Your book is not Young Adult because you are a young adult, it depends on the style of writing and your audience.
It sounds good but It definitely needs some cleaning up. One thing I do is go through some of my favorite books, in the same genre that Im writing in, and I observe how they word things.
Heres a few examples of how I would clean this one up.
Something didn’t make sense . . . the dream . . . It wasn't like I was peering in, I was able to participate.
They had a home ready for me. I was able to talk to Kelly, and Kelly was powerful! If this room was filled with the most powerful people, shouldn’t she be here then?

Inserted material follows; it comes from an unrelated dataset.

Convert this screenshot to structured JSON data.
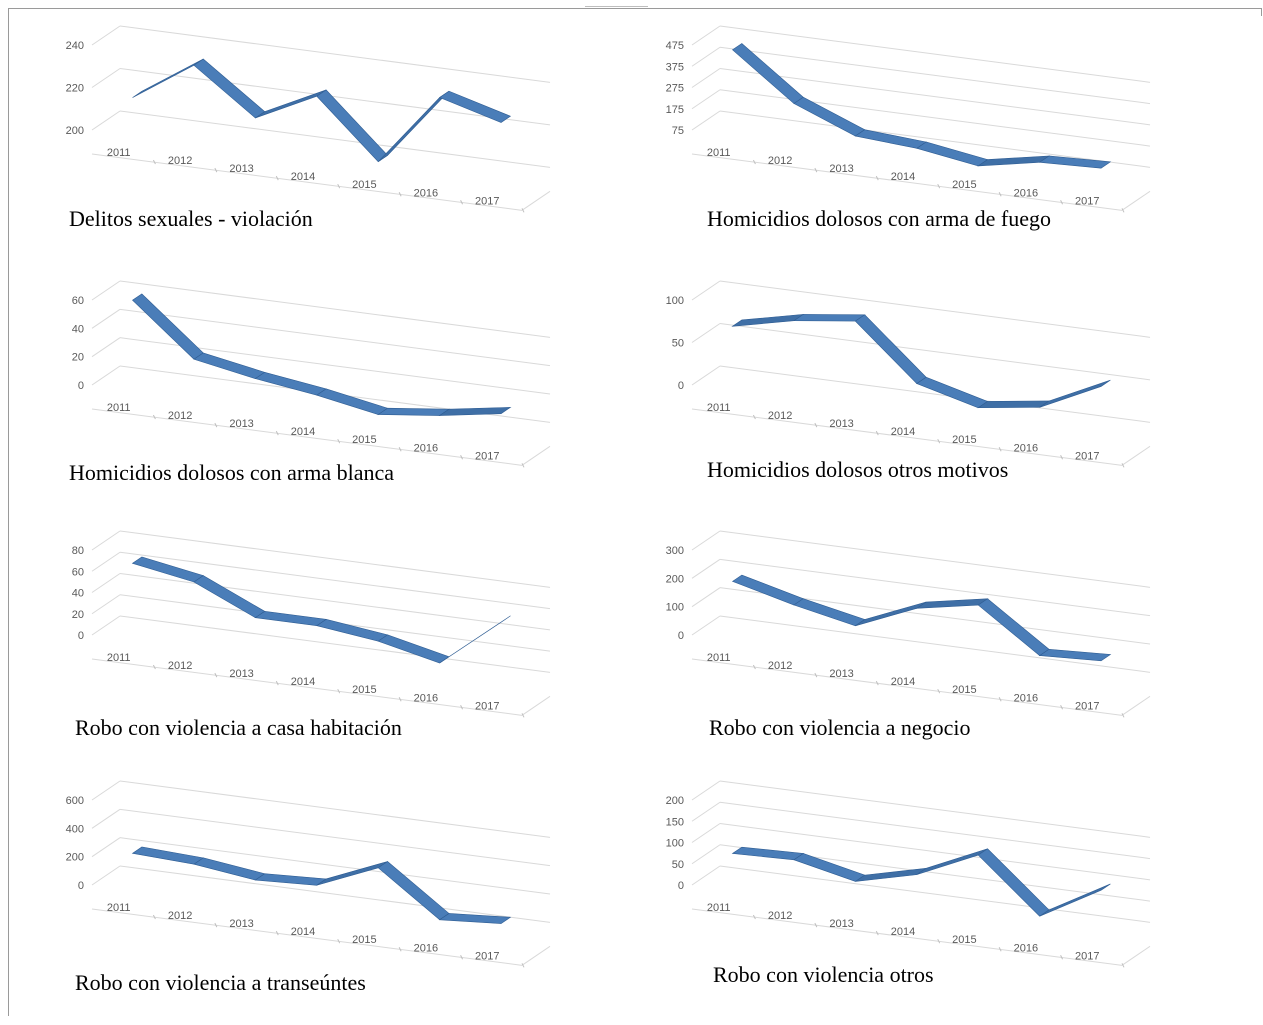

The only person in the dream that seemed to be aware of me was Kelly. The mystic in the room used the same unnatural color of blue as her.

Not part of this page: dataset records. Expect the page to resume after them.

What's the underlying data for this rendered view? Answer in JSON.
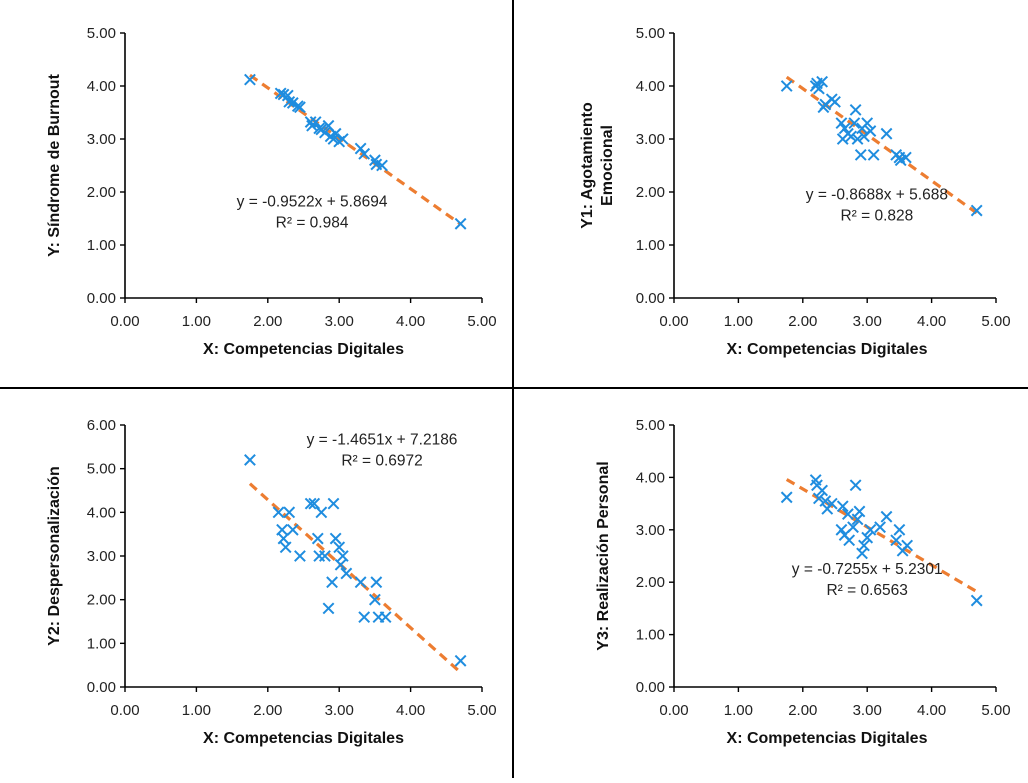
{
  "colors": {
    "marker": "#1f8ddf",
    "trend": "#ed7d31",
    "axis": "#000000",
    "border": "#000000"
  },
  "chart_data": [
    {
      "type": "scatter",
      "xlabel": "X: Competencias  Digitales",
      "ylabel": "Y: Síndrome de Burnout",
      "xlim": [
        0,
        5
      ],
      "ylim": [
        0,
        5
      ],
      "xticks": [
        "0.00",
        "1.00",
        "2.00",
        "3.00",
        "4.00",
        "5.00"
      ],
      "yticks": [
        "0.00",
        "1.00",
        "2.00",
        "3.00",
        "4.00",
        "5.00"
      ],
      "trendline": {
        "slope": -0.9522,
        "intercept": 5.8694,
        "x_range": [
          1.75,
          4.7
        ]
      },
      "equation": "y = -0.9522x + 5.8694",
      "r2": "R² = 0.984",
      "eq_pos": [
        2.62,
        1.73
      ],
      "points": [
        [
          1.75,
          4.12
        ],
        [
          2.18,
          3.86
        ],
        [
          2.22,
          3.84
        ],
        [
          2.28,
          3.82
        ],
        [
          2.3,
          3.7
        ],
        [
          2.35,
          3.68
        ],
        [
          2.42,
          3.62
        ],
        [
          2.45,
          3.6
        ],
        [
          2.6,
          3.32
        ],
        [
          2.62,
          3.25
        ],
        [
          2.67,
          3.32
        ],
        [
          2.72,
          3.2
        ],
        [
          2.75,
          3.18
        ],
        [
          2.8,
          3.12
        ],
        [
          2.85,
          3.25
        ],
        [
          2.88,
          3.05
        ],
        [
          2.92,
          3.0
        ],
        [
          2.95,
          3.1
        ],
        [
          3.0,
          2.95
        ],
        [
          3.05,
          3.0
        ],
        [
          3.3,
          2.82
        ],
        [
          3.35,
          2.72
        ],
        [
          3.5,
          2.6
        ],
        [
          3.52,
          2.52
        ],
        [
          3.6,
          2.5
        ],
        [
          4.7,
          1.4
        ]
      ]
    },
    {
      "type": "scatter",
      "xlabel": "X: Competencias  Digitales",
      "ylabel": [
        "Y1:  Agotamiento",
        "Emocional"
      ],
      "xlim": [
        0,
        5
      ],
      "ylim": [
        0,
        5
      ],
      "xticks": [
        "0.00",
        "1.00",
        "2.00",
        "3.00",
        "4.00",
        "5.00"
      ],
      "yticks": [
        "0.00",
        "1.00",
        "2.00",
        "3.00",
        "4.00",
        "5.00"
      ],
      "trendline": {
        "slope": -0.8688,
        "intercept": 5.688,
        "x_range": [
          1.75,
          4.7
        ]
      },
      "equation": "y = -0.8688x + 5.688",
      "r2": "R² = 0.828",
      "eq_pos": [
        3.15,
        1.86
      ],
      "points": [
        [
          1.75,
          4.0
        ],
        [
          2.2,
          4.0
        ],
        [
          2.22,
          4.05
        ],
        [
          2.25,
          3.95
        ],
        [
          2.3,
          4.08
        ],
        [
          2.32,
          3.6
        ],
        [
          2.35,
          3.65
        ],
        [
          2.45,
          3.75
        ],
        [
          2.5,
          3.7
        ],
        [
          2.6,
          3.3
        ],
        [
          2.62,
          3.0
        ],
        [
          2.65,
          3.2
        ],
        [
          2.7,
          3.1
        ],
        [
          2.75,
          3.05
        ],
        [
          2.8,
          3.3
        ],
        [
          2.82,
          3.55
        ],
        [
          2.85,
          3.0
        ],
        [
          2.9,
          2.7
        ],
        [
          2.92,
          3.2
        ],
        [
          2.95,
          3.05
        ],
        [
          3.0,
          3.3
        ],
        [
          3.05,
          3.15
        ],
        [
          3.1,
          2.7
        ],
        [
          3.3,
          3.1
        ],
        [
          3.45,
          2.7
        ],
        [
          3.5,
          2.65
        ],
        [
          3.52,
          2.6
        ],
        [
          3.6,
          2.65
        ],
        [
          4.7,
          1.65
        ]
      ]
    },
    {
      "type": "scatter",
      "xlabel": "X: Competencias  Digitales",
      "ylabel": "Y2:  Despersonalización",
      "xlim": [
        0,
        6
      ],
      "ylim": [
        0,
        6
      ],
      "xlim_display": [
        0,
        5
      ],
      "xticks": [
        "0.00",
        "1.00",
        "2.00",
        "3.00",
        "4.00",
        "5.00"
      ],
      "yticks": [
        "0.00",
        "1.00",
        "2.00",
        "3.00",
        "4.00",
        "5.00",
        "6.00"
      ],
      "trendline": {
        "slope": -1.4651,
        "intercept": 7.2186,
        "x_range": [
          1.75,
          4.7
        ]
      },
      "equation": "y = -1.4651x + 7.2186",
      "r2": "R² = 0.6972",
      "eq_pos": [
        3.6,
        5.55
      ],
      "points": [
        [
          1.75,
          5.2
        ],
        [
          2.15,
          4.0
        ],
        [
          2.2,
          3.6
        ],
        [
          2.22,
          3.4
        ],
        [
          2.25,
          3.2
        ],
        [
          2.3,
          4.0
        ],
        [
          2.35,
          3.6
        ],
        [
          2.45,
          3.0
        ],
        [
          2.6,
          4.2
        ],
        [
          2.65,
          4.2
        ],
        [
          2.7,
          3.4
        ],
        [
          2.72,
          3.0
        ],
        [
          2.75,
          4.0
        ],
        [
          2.8,
          3.0
        ],
        [
          2.85,
          1.8
        ],
        [
          2.9,
          2.4
        ],
        [
          2.92,
          4.2
        ],
        [
          2.95,
          3.4
        ],
        [
          3.0,
          3.2
        ],
        [
          3.02,
          2.8
        ],
        [
          3.05,
          3.0
        ],
        [
          3.1,
          2.6
        ],
        [
          3.3,
          2.4
        ],
        [
          3.35,
          1.6
        ],
        [
          3.5,
          2.0
        ],
        [
          3.52,
          2.4
        ],
        [
          3.55,
          1.6
        ],
        [
          3.65,
          1.6
        ],
        [
          4.7,
          0.6
        ]
      ]
    },
    {
      "type": "scatter",
      "xlabel": "X: Competencias  Digitales",
      "ylabel": "Y3:  Realización  Personal",
      "xlim": [
        0,
        5
      ],
      "ylim": [
        0,
        5
      ],
      "xticks": [
        "0.00",
        "1.00",
        "2.00",
        "3.00",
        "4.00",
        "5.00"
      ],
      "yticks": [
        "0.00",
        "1.00",
        "2.00",
        "3.00",
        "4.00",
        "5.00"
      ],
      "trendline": {
        "slope": -0.7255,
        "intercept": 5.2301,
        "x_range": [
          1.75,
          4.7
        ]
      },
      "equation": "y = -0.7255x + 5.2301",
      "r2": "R² = 0.6563",
      "eq_pos": [
        3.0,
        2.16
      ],
      "points": [
        [
          1.75,
          3.62
        ],
        [
          2.2,
          3.95
        ],
        [
          2.22,
          3.85
        ],
        [
          2.25,
          3.6
        ],
        [
          2.3,
          3.75
        ],
        [
          2.35,
          3.55
        ],
        [
          2.38,
          3.4
        ],
        [
          2.45,
          3.5
        ],
        [
          2.6,
          3.0
        ],
        [
          2.62,
          3.45
        ],
        [
          2.65,
          2.9
        ],
        [
          2.7,
          3.3
        ],
        [
          2.72,
          2.8
        ],
        [
          2.78,
          3.05
        ],
        [
          2.82,
          3.85
        ],
        [
          2.85,
          3.2
        ],
        [
          2.88,
          3.35
        ],
        [
          2.92,
          2.55
        ],
        [
          2.95,
          2.7
        ],
        [
          3.0,
          2.85
        ],
        [
          3.05,
          3.0
        ],
        [
          3.2,
          3.05
        ],
        [
          3.3,
          3.25
        ],
        [
          3.45,
          2.8
        ],
        [
          3.5,
          3.0
        ],
        [
          3.55,
          2.6
        ],
        [
          3.62,
          2.7
        ],
        [
          4.7,
          1.65
        ]
      ]
    }
  ]
}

I started to panic. “Where is Kelly?”
Tahk looked nervous, he was starting down at the floor when he said, “there’s something you don’t know--“
“Oh really?” I snapped, abruptly cutting him off in a most sarcastic tone.
He continued on as if I hadn’t even spoken. “What your experiencing is known as a lucid dream. You can control many aspects of it . . . so when you are dreaming, you are actually peering into this world, but you also controlling it and making the dream what you want it to be.” As he finished I noticed his hands were shaking. He looked so nervous I wondered if he was going to vomit.
“What are you not telling me?” I demanded.
Anyway thats just an example of how I might clean that paragraph up. My favorite way to write is to first get the whole story out and then go back and do all the cleaning up. Good Work though : ) It sounds like it could be a very interesting story.